Tra vicoli e taverne fetide dove i ragazzini si esercitano a borseggiare, sotto l’occhio esperto di malviventi che sembrano usciti dalla penna di Charles Dickens, tra banchi dei pegni e giacigli improvvisati, lazzaretti e salotti dell’aristocrazia, fumerie d’oppio e conventi, le strade di Donoso e Diego si incontrano con quella di Lucía.

Quando la Bestia rapisce Clara, la situazione accelera per Lucía, nel tentativo di salvare la sorella, e per il lettore, che viene avviluppato in una rete di personaggi ambigui, in una fitta narrazione che unisce idee sinistre a complotti politici, storie d’amore a ossessioni religiose.

Accanto alla vicenda di morte e di disperazione, emerge il ritratto storico, documentato e efficace, di una Madrid caotica, di un mondo di disuguaglianze, di povera gente tenuta fuori dalle mura, una polveriera di miseria e segregazione, fatta di gallerie fangose in cui strisciare, pronta a esplodere. Il gradino più basso della scala sociale, in una città che vomita disgrazie, è occupato dalle donne dei quartieri poveri, vittime o bestiame, cibo per i ricchi. Carmen Mola ne fa le protagoniste indiscusse: bambine per le quali diventare donne è una condanna a morte.

“Nella vita, le donne sono sempre rinchiuse in una prigione sotterranea, in attesa che qualcuno permetta loro di uscire. Poche volte per fare loro del bene, nella maggior parte dei casi per approfittarsi di loro, per usarle, per fare loro del male.”

La Bestia è una tessitura riuscita di tutti gli elementi che costituiscono un thriller storico di successo, atmosfere inquietanti, prosa incalzante, intrigo, seduzione, colpi di scena.
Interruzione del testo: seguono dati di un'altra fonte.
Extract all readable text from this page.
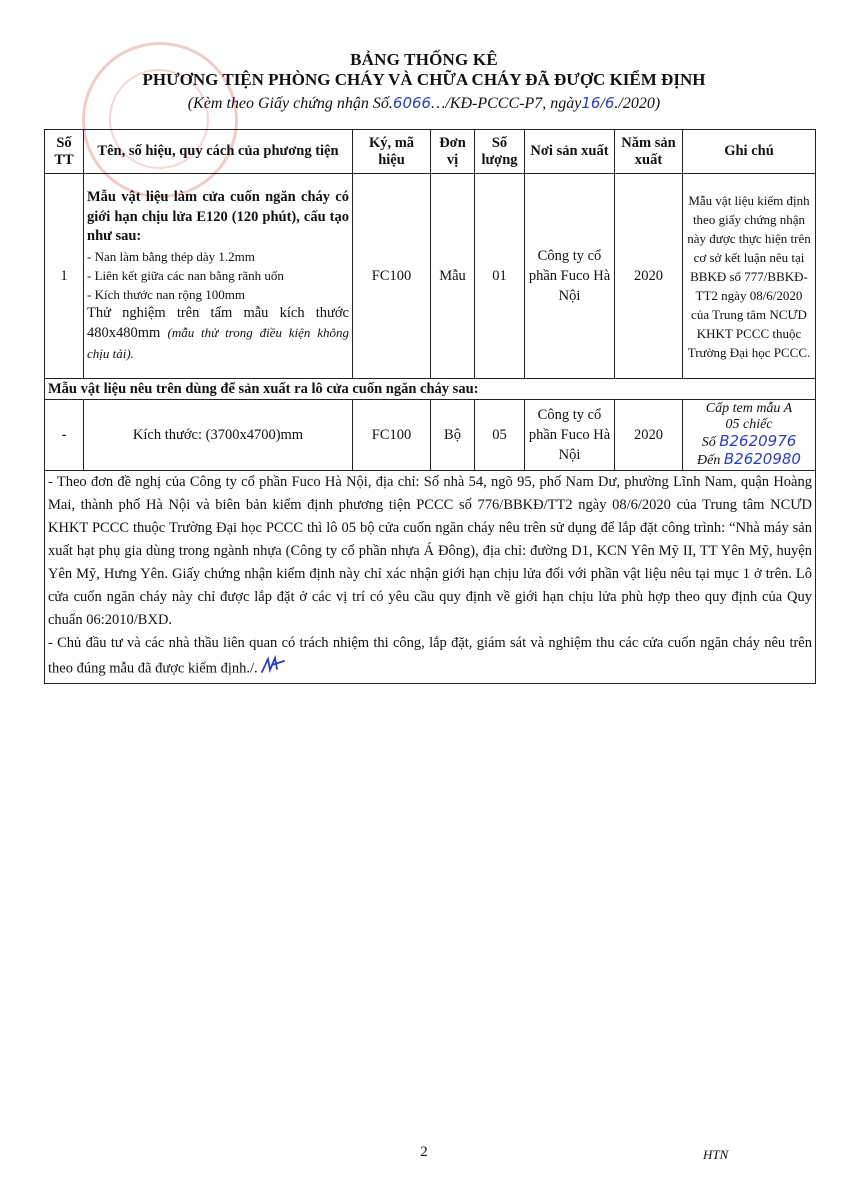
BẢNG THỐNG KÊ
PHƯƠNG TIỆN PHÒNG CHÁY VÀ CHỮA CHÁY ĐÃ ĐƯỢC KIỂM ĐỊNH
(Kèm theo Giấy chứng nhận Số.6066…/KĐ-PCCC-P7, ngày16/6./2020)
Số TT	Tên, số hiệu, quy cách của phương tiện	Ký, mã hiệu	Đơn vị	Số lượng	Nơi sản xuất	Năm sản xuất	Ghi chú
1	Mẫu vật liệu làm cửa cuốn ngăn cháy có giới hạn chịu lửa E120 (120 phút), cấu tạo như sau:
- Nan làm bằng thép dày 1.2mm
- Liên kết giữa các nan bằng rãnh uốn
- Kích thước nan rộng 100mm
Thử nghiệm trên tấm mẫu kích thước 480x480mm (mẫu thử trong điều kiện không chịu tải).	FC100	Mẫu	01	Công ty cổ phần Fuco Hà Nội	2020	Mẫu vật liệu kiểm định theo giấy chứng nhận này được thực hiện trên cơ sở kết luận nêu tại BBKĐ số 777/BBKĐ-TT2 ngày 08/6/2020 của Trung tâm NCƯD KHKT PCCC thuộc Trường Đại học PCCC.
Mẫu vật liệu nêu trên dùng để sản xuất ra lô cửa cuốn ngăn cháy sau:							
-	Kích thước: (3700x4700)mm	FC100	Bộ	05	Công ty cổ phần Fuco Hà Nội	2020	Cấp tem mẫu A
05 chiếc
Số B2620976
Đến B2620980

- Theo đơn đề nghị của Công ty cổ phần Fuco Hà Nội, địa chỉ: Số nhà 54, ngõ 95, phố Nam Dư, phường Lĩnh Nam, quận Hoàng Mai, thành phố Hà Nội và biên bản kiểm định phương tiện PCCC số 776/BBKĐ/TT2 ngày 08/6/2020 của Trung tâm NCƯD KHKT PCCC thuộc Trường Đại học PCCC thì lô 05 bộ cửa cuốn ngăn cháy nêu trên sử dụng để lắp đặt công trình: “Nhà máy sản xuất hạt phụ gia dùng trong ngành nhựa (Công ty cổ phần nhựa Á Đông), địa chỉ: đường D1, KCN Yên Mỹ II, TT Yên Mỹ, huyện Yên Mỹ, Hưng Yên. Giấy chứng nhận kiểm định này chỉ xác nhận giới hạn chịu lửa đối với phần vật liệu nêu tại mục 1 ở trên. Lô cửa cuốn ngăn cháy này chỉ được lắp đặt ở các vị trí có yêu cầu quy định về giới hạn chịu lửa phù hợp theo quy định của Quy chuẩn 06:2010/BXD.

- Chủ đầu tư và các nhà thầu liên quan có trách nhiệm thi công, lắp đặt, giám sát và nghiệm thu các cửa cuốn ngăn cháy nêu trên theo đúng mẫu đã được kiểm định./.							

2	HTN
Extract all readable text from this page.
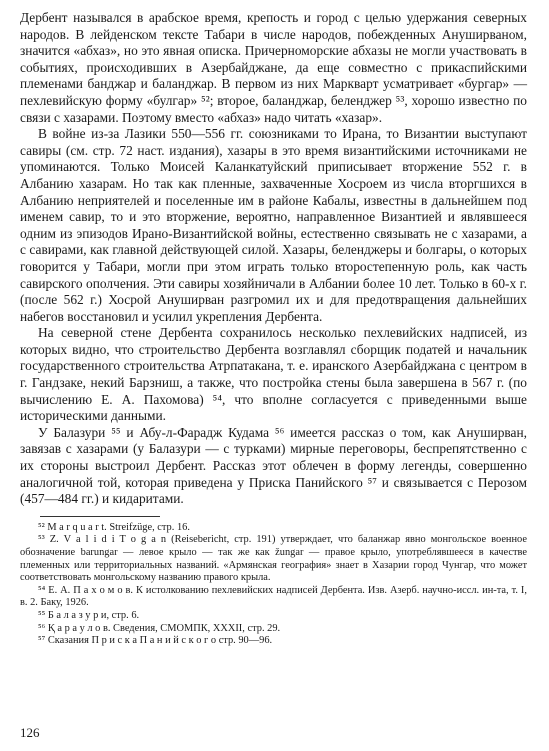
Дербент назывался в арабское время, крепость и город с целью удержания северных народов. В лейденском тексте Табари в числе народов, побежденных Ануширваном, значится «абхаз», но это явная описка. Причерноморские абхазы не могли участвовать в событиях, происходивших в Азербайджане, да еще совместно с прикаспийскими племенами банджар и баланджар. В первом из них Маркварт усматривает «бургар» — пехлевийскую форму «булгар» ⁵²; второе, баланджар, беленджер ⁵³, хорошо известно по связи с хазарами. Поэтому вместо «абхаз» надо читать «хазар».

В войне из-за Лазики 550—556 гг. союзниками то Ирана, то Византии выступают савиры (см. стр. 72 наст. издания), хазары в это время византийскими источниками не упоминаются. Только Моисей Каланкатуйский приписывает вторжение 552 г. в Албанию хазарам. Но так как пленные, захваченные Хосроем из числа вторгшихся в Албанию неприятелей и поселенные им в районе Кабалы, известны в дальнейшем под именем савир, то и это вторжение, вероятно, направленное Византией и являвшееся одним из эпизодов Ирано-Византийской войны, естественно связывать не с хазарами, а с савирами, как главной действующей силой. Хазары, беленджеры и болгары, о которых говорится у Табари, могли при этом играть только второстепенную роль, как часть савирского ополчения. Эти савиры хозяйничали в Албании более 10 лет. Только в 60-х г. (после 562 г.) Хосрой Ануширван разгромил их и для предотвращения дальнейших набегов восстановил и усилил укрепления Дербента.

На северной стене Дербента сохранилось несколько пехлевийских надписей, из которых видно, что строительство Дербента возглавлял сборщик податей и начальник государственного строительства Атрпатакана, т. е. иранского Азербайджана с центром в г. Гандзаке, некий Барзниш, а также, что постройка стены была завершена в 567 г. (по вычислению Е. А. Пахомова) ⁵⁴, что вполне согласуется с приведенными выше историческими данными.

У Балазури ⁵⁵ и Абу-л-Фарадж Кудама ⁵⁶ имеется рассказ о том, как Ануширван, завязав с хазарами (у Балазури — с турками) мирные переговоры, беспрепятственно с их стороны выстроил Дербент. Рассказ этот облечен в форму легенды, совершенно аналогичной той, которая приведена у Приска Панийского ⁵⁷ и связывается с Перозом (457—484 гг.) и кидаритами.

⁵² M a r q u a r t. Streifzüge, стр. 16.

⁵³ Z. V a l i d i T o g a n (Reisebericht, стр. 191) утверждает, что баланжар явно монгольское военное обозначение barungar — левое крыло — так же как žungar — правое крыло, употреблявшееся в качестве племенных или территориальных названий. «Армянская география» знает в Хазарии город Чунгар, что может соответствовать монгольскому названию правого крыла.

⁵⁴ Е. А. П а х о м о в. К истолкованию пехлевийских надписей Дербента. Изв. Азерб. научно-иссл. ин-та, т. I, в. 2. Баку, 1926.

⁵⁵ Б а л а з у р и, стр. 6.

⁵⁶ Қ а р а у л о в. Сведения, СМОМПК, XXXII, стр. 29.

⁵⁷ Сказания П р и с к а П а н и й с к о г о стр. 90—96.

126
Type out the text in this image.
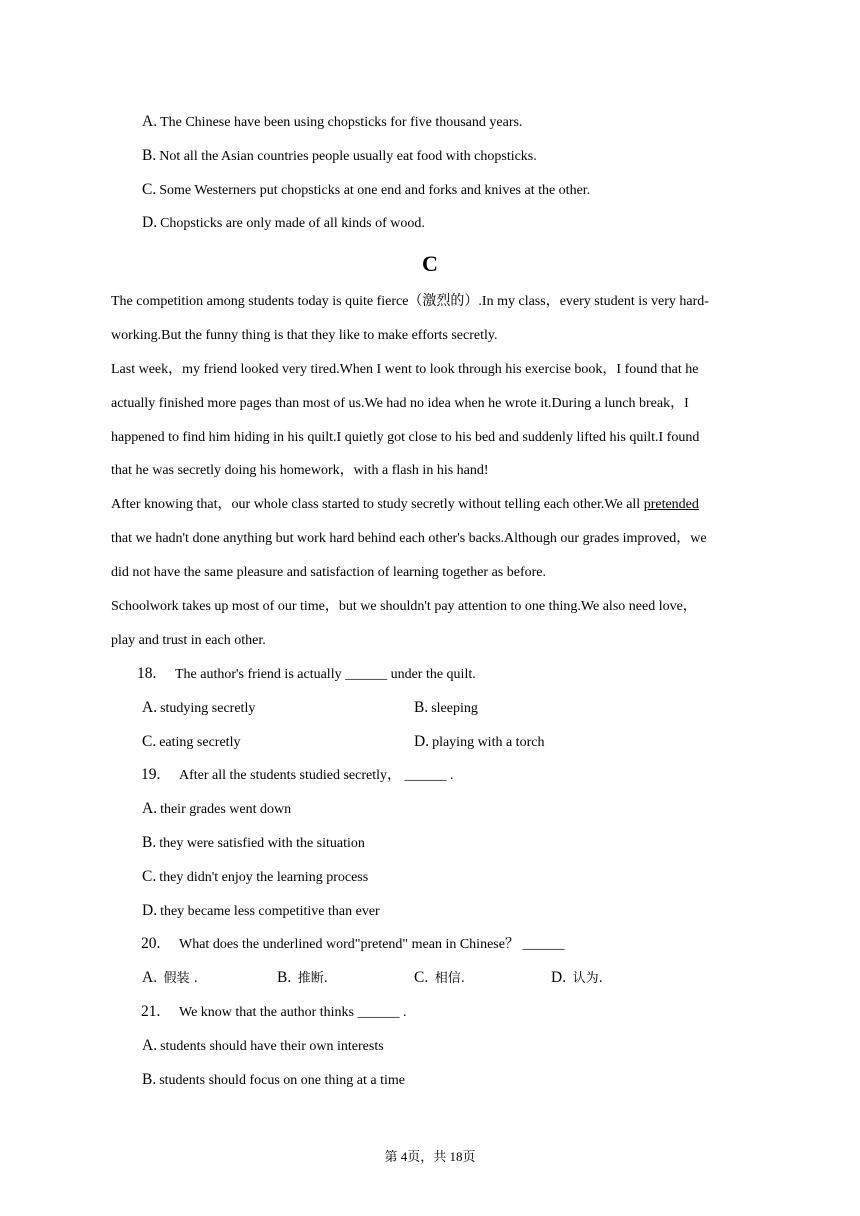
A. The Chinese have been using chopsticks for five thousand years.
B. Not all the Asian countries people usually eat food with chopsticks.
C. Some Westerners put chopsticks at one end and forks and knives at the other.
D. Chopsticks are only made of all kinds of wood.
C
The competition among students today is quite fierce（激烈的）.In my class，every student is very hard-
working.But the funny thing is that they like to make efforts secretly.
Last week，my friend looked very tired.When I went to look through his exercise book，I found that he
actually finished more pages than most of us.We had no idea when he wrote it.During a lunch break，I
happened to find him hiding in his quilt.I quietly got close to his bed and suddenly lifted his quilt.I found
that he was secretly doing his homework，with a flash in his hand!
After knowing that，our whole class started to study secretly without telling each other.We all pretended
that we hadn't done anything but work hard behind each other's backs.Although our grades improved，we
did not have the same pleasure and satisfaction of learning together as before.
Schoolwork takes up most of our time，but we shouldn't pay attention to one thing.We also need love，
play and trust in each other.
18. The author's friend is actually ______ under the quilt.
A. studying secretly	B. sleeping
C. eating secretly	D. playing with a torch
19. After all the students studied secretly， ______ .
A. their grades went down
B. they were satisfied with the situation
C. they didn't enjoy the learning process
D. they became less competitive than ever
20. What does the underlined word"pretend" mean in Chinese？ ______
A. 假装 .	B. 推断.	C. 相信.	D. 认为.
21. We know that the author thinks ______ .
A. students should have their own interests
B. students should focus on one thing at a time
第 4页，共 18页
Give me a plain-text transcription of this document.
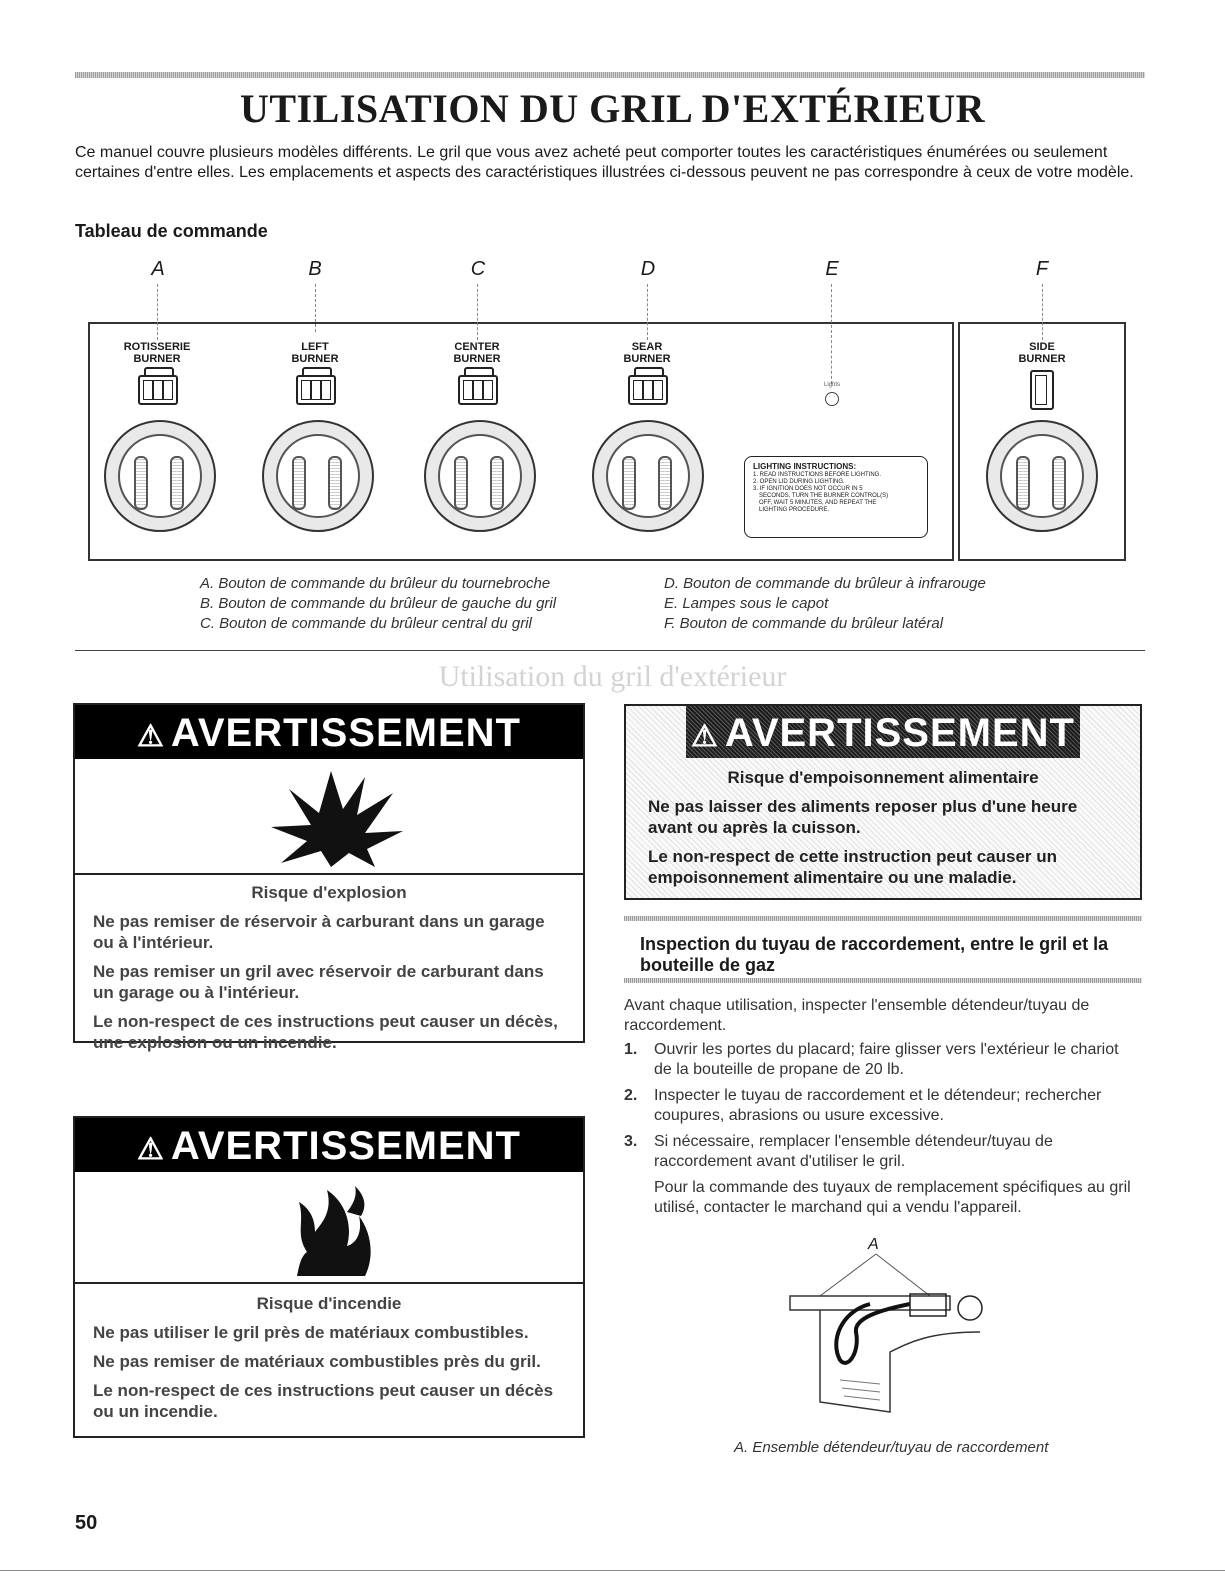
UTILISATION DU GRIL D'EXTÉRIEUR
Ce manuel couvre plusieurs modèles différents. Le gril que vous avez acheté peut comporter toutes les caractéristiques énumérées ou seulement certaines d'entre elles. Les emplacements et aspects des caractéristiques illustrées ci-dessous peuvent ne pas correspondre à ceux de votre modèle.
Tableau de commande
A	B	C	D	E	F
ROTISSERIE
BURNER
LEFT
BURNER
CENTER
BURNER
SEAR
BURNER
SIDE
BURNER
Lights
LIGHTING INSTRUCTIONS:
1. READ INSTRUCTIONS BEFORE LIGHTING.
2. OPEN LID DURING LIGHTING.
3. IF IGNITION DOES NOT OCCUR IN 5
SECONDS, TURN THE BURNER CONTROL(S)
OFF, WAIT 5 MINUTES, AND REPEAT THE
LIGHTING PROCEDURE.
A. Bouton de commande du brûleur du tournebroche
B. Bouton de commande du brûleur de gauche du gril
C. Bouton de commande du brûleur central du gril
D. Bouton de commande du brûleur à infrarouge
E. Lampes sous le capot
F. Bouton de commande du brûleur latéral
Utilisation du gril d'extérieur
⚠ AVERTISSEMENT
Risque d'explosion
Ne pas remiser de réservoir à carburant dans un garage ou à l'intérieur.
Ne pas remiser un gril avec réservoir de carburant dans un garage ou à l'intérieur.
Le non-respect de ces instructions peut causer un décès, une explosion ou un incendie.
⚠ AVERTISSEMENT
Risque d'incendie
Ne pas utiliser le gril près de matériaux combustibles.
Ne pas remiser de matériaux combustibles près du gril.
Le non-respect de ces instructions peut causer un décès ou un incendie.
⚠ AVERTISSEMENT
Risque d'empoisonnement alimentaire
Ne pas laisser des aliments reposer plus d'une heure avant ou après la cuisson.
Le non-respect de cette instruction peut causer un empoisonnement alimentaire ou une maladie.
Inspection du tuyau de raccordement, entre le gril et la bouteille de gaz
Avant chaque utilisation, inspecter l'ensemble détendeur/tuyau de raccordement.
1. Ouvrir les portes du placard; faire glisser vers l'extérieur le chariot de la bouteille de propane de 20 lb.
2. Inspecter le tuyau de raccordement et le détendeur; rechercher coupures, abrasions ou usure excessive.
3. Si nécessaire, remplacer l'ensemble détendeur/tuyau de raccordement avant d'utiliser le gril.
Pour la commande des tuyaux de remplacement spécifiques au gril utilisé, contacter le marchand qui a vendu l'appareil.
A
A. Ensemble détendeur/tuyau de raccordement
50
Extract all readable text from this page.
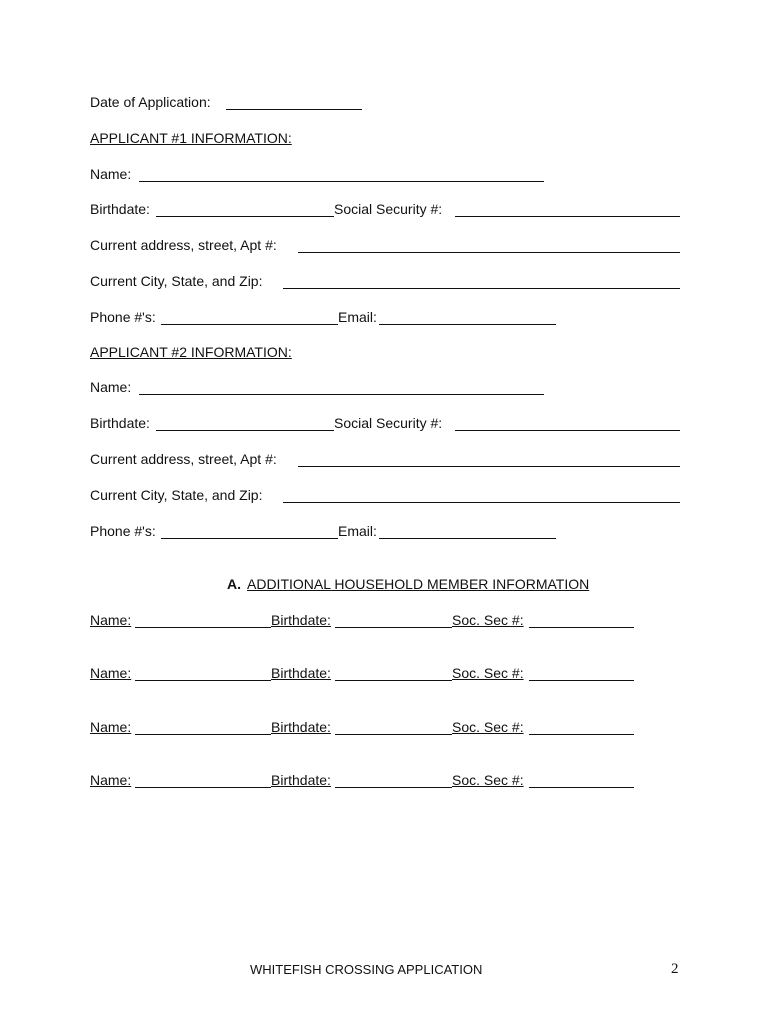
Date of Application:
APPLICANT #1 INFORMATION:
Name:
Birthdate:	Social Security #:
Current address, street, Apt #:
Current City, State, and Zip:
Phone #'s:	Email:
APPLICANT #2 INFORMATION:
Name:
Birthdate:	Social Security #:
Current address, street, Apt #:
Current City, State, and Zip:
Phone #'s:	Email:
A. ADDITIONAL HOUSEHOLD MEMBER INFORMATION
Name:	Birthdate:	Soc. Sec #:
Name:	Birthdate:	Soc. Sec #:
Name:	Birthdate:	Soc. Sec #:
Name:	Birthdate:	Soc. Sec #:
WHITEFISH CROSSING APPLICATION	2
Tutto è ben congegnato, cupo e pieno di capovolgimenti: anche editoriali, come quando si è svelata la verità su Carmen Mola, pseudonimo di tre scrittori e sceneggiatori spagnoli, Jorge Díaz, Antonio Mercero e Agustín Martínez.

La loro scrittura collettiva è stata premiata dal pubblico, e ha aggiunto un ulteriore elemento stuzzicante alla fortuna di un libro che sa garantire la tensione, la concretezza storica e i suoi giochi di ombre, in un mix di sicuro intrattenimento.